In 2020/2021, prison residents missed 42% of their outpatient appointments. This continues a pattern observed prior to the pandemic of prison residents struggling to access secondary care services. Prison residents in England missed 42% of outpatient appointments in 2019/2020 and had fewer inpatient admissions than people of the same age and sex in the general population, despite high levels of healthcare needs.7 Prison residents reported that it was hard to access health services in prison and when they needed hospital care, there were not always staff available to escort them to appointments.14 One reason why prison residents’ hospital appointments can be missed is a limited supply and availability of escorts—the prison staff who take prison residents to and from hospital.7 This was a problem prior to the pandemic, but COVID-19 caused unique staffing challenges as absences occurred due to COVID-19 isolation requirements as well as sharing of staff across prison settings.

The proportion of outpatient appointments missed because the patient did not attend on the day, and no prior warning was given, was three times higher from prisons relative to the general population, both during and prior to the pandemic. This is an area to be addressed by service providers within prisons to ensure that equity of care is provided to those in their care. Non-attended appointments are a missed opportunity to allocate appointments to other people in need, both in and outside of prison.

Limitations of the study

This study identified hospital activity based on admissions or attendances linked to a prison address. While the implementation of PDS has improved the accuracy of address recording,9 there was no distinct identifier of whether someone was in prison (prison status).

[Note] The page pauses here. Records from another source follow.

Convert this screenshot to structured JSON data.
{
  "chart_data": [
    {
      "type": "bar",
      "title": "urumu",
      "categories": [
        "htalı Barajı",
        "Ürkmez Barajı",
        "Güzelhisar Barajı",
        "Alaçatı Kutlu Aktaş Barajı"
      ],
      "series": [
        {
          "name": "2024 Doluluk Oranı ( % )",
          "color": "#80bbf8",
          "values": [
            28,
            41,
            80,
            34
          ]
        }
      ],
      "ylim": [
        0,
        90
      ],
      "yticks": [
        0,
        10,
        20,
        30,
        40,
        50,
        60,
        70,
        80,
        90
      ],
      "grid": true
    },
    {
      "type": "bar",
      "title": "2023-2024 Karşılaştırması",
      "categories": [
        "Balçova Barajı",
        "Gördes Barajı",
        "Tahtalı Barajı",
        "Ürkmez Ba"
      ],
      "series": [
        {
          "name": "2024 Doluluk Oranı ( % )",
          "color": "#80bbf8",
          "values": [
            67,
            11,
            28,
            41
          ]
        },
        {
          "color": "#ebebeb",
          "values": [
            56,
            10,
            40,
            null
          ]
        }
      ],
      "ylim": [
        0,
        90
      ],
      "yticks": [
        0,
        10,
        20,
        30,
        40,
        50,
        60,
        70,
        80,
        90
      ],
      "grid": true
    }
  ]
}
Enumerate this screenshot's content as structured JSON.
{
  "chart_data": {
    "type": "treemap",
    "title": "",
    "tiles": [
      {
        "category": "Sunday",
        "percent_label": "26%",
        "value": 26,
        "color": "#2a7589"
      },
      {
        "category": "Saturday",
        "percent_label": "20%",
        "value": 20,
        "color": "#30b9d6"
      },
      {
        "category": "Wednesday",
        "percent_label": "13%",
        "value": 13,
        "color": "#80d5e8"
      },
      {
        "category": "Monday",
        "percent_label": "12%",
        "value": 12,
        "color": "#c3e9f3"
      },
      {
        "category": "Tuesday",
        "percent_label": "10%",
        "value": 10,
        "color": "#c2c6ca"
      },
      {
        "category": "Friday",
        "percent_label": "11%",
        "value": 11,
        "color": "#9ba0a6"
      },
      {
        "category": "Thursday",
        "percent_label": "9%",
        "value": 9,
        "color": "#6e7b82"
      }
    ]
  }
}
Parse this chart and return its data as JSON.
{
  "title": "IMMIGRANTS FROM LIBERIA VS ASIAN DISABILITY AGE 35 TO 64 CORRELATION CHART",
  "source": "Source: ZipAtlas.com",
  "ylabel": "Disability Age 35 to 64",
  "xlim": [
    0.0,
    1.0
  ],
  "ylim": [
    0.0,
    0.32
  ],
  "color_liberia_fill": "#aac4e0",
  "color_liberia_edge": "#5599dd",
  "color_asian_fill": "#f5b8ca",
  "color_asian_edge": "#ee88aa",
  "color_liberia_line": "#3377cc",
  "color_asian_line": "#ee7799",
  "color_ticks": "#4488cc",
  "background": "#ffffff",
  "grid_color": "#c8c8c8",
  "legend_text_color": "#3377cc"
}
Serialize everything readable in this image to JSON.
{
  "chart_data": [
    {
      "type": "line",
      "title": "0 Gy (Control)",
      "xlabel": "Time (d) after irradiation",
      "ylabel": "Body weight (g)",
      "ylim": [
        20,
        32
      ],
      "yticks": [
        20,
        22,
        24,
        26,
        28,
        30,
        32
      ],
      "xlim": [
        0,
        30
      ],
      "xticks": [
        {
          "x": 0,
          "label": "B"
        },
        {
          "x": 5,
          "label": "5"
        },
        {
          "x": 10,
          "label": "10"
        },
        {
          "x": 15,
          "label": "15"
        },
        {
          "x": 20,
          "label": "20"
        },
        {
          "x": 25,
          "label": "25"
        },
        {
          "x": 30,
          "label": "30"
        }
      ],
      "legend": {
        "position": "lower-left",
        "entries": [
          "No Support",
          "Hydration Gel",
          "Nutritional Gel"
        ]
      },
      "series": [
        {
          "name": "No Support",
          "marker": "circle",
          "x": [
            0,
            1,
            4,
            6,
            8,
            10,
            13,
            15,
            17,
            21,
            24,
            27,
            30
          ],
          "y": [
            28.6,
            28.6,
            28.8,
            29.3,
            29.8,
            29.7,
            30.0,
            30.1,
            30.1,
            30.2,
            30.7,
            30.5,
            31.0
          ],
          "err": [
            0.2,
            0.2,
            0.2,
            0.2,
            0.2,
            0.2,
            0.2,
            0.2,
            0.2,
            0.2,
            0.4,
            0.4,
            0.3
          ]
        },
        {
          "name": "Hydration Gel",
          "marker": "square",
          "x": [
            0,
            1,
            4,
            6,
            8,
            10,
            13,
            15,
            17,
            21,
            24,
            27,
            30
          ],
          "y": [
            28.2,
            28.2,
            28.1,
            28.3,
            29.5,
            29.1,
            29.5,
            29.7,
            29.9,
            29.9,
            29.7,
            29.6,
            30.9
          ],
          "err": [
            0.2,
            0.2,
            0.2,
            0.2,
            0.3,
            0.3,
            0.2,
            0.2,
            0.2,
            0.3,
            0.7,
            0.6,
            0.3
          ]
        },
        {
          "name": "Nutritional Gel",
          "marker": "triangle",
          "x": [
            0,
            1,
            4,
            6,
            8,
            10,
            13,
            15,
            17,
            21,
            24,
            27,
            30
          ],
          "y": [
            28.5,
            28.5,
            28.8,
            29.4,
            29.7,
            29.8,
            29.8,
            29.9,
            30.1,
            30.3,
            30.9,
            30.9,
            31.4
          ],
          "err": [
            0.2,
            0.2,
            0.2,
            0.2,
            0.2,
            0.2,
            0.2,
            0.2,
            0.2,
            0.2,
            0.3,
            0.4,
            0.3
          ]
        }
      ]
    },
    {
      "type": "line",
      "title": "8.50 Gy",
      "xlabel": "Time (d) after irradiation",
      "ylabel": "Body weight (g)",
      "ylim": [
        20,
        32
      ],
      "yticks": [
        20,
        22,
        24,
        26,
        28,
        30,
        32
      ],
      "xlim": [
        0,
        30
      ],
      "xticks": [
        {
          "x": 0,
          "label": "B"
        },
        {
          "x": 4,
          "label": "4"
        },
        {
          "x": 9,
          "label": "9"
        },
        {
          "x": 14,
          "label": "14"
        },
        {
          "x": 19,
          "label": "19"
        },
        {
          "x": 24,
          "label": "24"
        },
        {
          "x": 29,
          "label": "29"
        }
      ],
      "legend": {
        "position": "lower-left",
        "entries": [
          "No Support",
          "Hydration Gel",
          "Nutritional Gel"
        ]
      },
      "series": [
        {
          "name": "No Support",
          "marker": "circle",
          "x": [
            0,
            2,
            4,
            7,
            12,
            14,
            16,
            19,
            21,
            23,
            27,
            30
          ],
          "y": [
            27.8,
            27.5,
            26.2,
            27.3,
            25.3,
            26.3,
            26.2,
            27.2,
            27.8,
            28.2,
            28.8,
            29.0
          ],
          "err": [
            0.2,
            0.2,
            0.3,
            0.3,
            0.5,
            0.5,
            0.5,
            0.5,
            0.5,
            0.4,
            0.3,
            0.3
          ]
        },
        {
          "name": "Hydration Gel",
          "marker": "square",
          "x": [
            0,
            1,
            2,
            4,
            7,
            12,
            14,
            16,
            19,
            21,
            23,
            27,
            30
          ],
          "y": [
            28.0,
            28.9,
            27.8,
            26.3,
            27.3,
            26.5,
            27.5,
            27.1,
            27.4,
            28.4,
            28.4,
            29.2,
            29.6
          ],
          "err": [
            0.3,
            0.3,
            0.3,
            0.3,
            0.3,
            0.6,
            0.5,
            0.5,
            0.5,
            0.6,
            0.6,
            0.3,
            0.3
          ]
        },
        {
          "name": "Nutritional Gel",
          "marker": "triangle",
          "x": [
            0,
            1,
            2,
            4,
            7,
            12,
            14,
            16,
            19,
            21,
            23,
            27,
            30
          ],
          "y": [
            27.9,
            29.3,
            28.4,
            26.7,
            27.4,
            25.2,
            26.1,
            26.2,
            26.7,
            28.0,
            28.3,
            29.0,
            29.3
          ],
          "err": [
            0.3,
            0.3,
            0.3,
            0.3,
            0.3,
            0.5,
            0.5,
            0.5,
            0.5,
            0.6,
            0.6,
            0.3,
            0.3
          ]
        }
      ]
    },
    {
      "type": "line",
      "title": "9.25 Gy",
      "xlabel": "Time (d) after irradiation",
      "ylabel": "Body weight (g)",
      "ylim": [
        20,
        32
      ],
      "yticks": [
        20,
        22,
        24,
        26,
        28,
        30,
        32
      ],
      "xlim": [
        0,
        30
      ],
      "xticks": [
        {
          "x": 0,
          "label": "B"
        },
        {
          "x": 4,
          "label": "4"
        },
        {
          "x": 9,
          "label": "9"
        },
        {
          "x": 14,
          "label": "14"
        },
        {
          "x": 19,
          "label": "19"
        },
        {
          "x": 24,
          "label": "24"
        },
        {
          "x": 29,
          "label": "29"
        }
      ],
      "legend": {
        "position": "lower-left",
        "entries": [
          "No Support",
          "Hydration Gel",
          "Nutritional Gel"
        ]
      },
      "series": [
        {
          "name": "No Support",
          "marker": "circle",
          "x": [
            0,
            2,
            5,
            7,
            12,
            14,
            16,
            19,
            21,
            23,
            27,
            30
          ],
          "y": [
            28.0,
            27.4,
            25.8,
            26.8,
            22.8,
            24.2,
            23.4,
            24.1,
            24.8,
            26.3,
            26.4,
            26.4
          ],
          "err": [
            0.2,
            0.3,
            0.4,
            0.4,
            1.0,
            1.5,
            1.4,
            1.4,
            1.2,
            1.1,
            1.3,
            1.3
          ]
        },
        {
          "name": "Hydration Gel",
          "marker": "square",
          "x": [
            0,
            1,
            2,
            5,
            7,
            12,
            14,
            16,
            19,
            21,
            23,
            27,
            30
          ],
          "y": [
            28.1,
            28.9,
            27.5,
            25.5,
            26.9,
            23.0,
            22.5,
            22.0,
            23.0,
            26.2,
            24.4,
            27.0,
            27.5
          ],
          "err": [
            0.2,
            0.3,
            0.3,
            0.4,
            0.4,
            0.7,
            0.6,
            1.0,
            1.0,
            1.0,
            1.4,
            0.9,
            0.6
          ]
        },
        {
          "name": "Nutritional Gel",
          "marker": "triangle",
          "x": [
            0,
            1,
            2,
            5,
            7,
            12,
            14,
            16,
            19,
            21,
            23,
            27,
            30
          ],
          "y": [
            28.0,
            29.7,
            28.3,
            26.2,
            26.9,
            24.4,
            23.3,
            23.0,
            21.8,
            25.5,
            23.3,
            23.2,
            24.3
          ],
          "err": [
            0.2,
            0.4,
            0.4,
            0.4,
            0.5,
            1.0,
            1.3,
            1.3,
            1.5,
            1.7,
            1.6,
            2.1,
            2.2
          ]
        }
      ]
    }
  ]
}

This analysis explores prison residents’ use of secondary care services only and does not include information on the care prison residents receive from onsite prison healthcare. The prison healthcare team is often the first point of contact for prison residents and may make the decision as to whether secondary care is necessary as well as providing direct care. While prisons in England do not have hospitals, some have in-patient beds where people can receive care, and this study does not include information on prison residents being treated in in-patient units within prisons. Wider research suggests that there were changes in use of primary care in prison during COVID-19, most noticeably an increase in medication prescribing. A study suggests that infection control measures had meant an increase in the provision of paracetamol in place of a full medical appointment.16

Conclusions

Prison residents are a marginalised population with disproportionately high rates of mental illness, substance dependence, communicable and non-communicable disease and multimorbidity. Imprisonment can provide opportunity to address unmet healthcare needs but during the pandemic prison residents were at high risk of severe COVID-19 resulting in hospitalisation. The nature of regimen restrictions also meant prison residents spent extended periods of time in isolation. Concerns have been raised about the impact of this on mental health and hospital data provides evidence that violence and self-harm, endemic within the prison estate, still occurred at high levels. There is a need for rigorous rationalisation of all actions in prisons relating to healthcare screening, prevention and treatment. Joint working between the five national bodies that form the National Partnership for Health and Social Care for England17, Department of Health and Social Care, His Majesty’s Prison and Probation Service, the Ministry of Justice, NHS England and the UK Health Security Agency—is vital to address these complex healthcare challenges.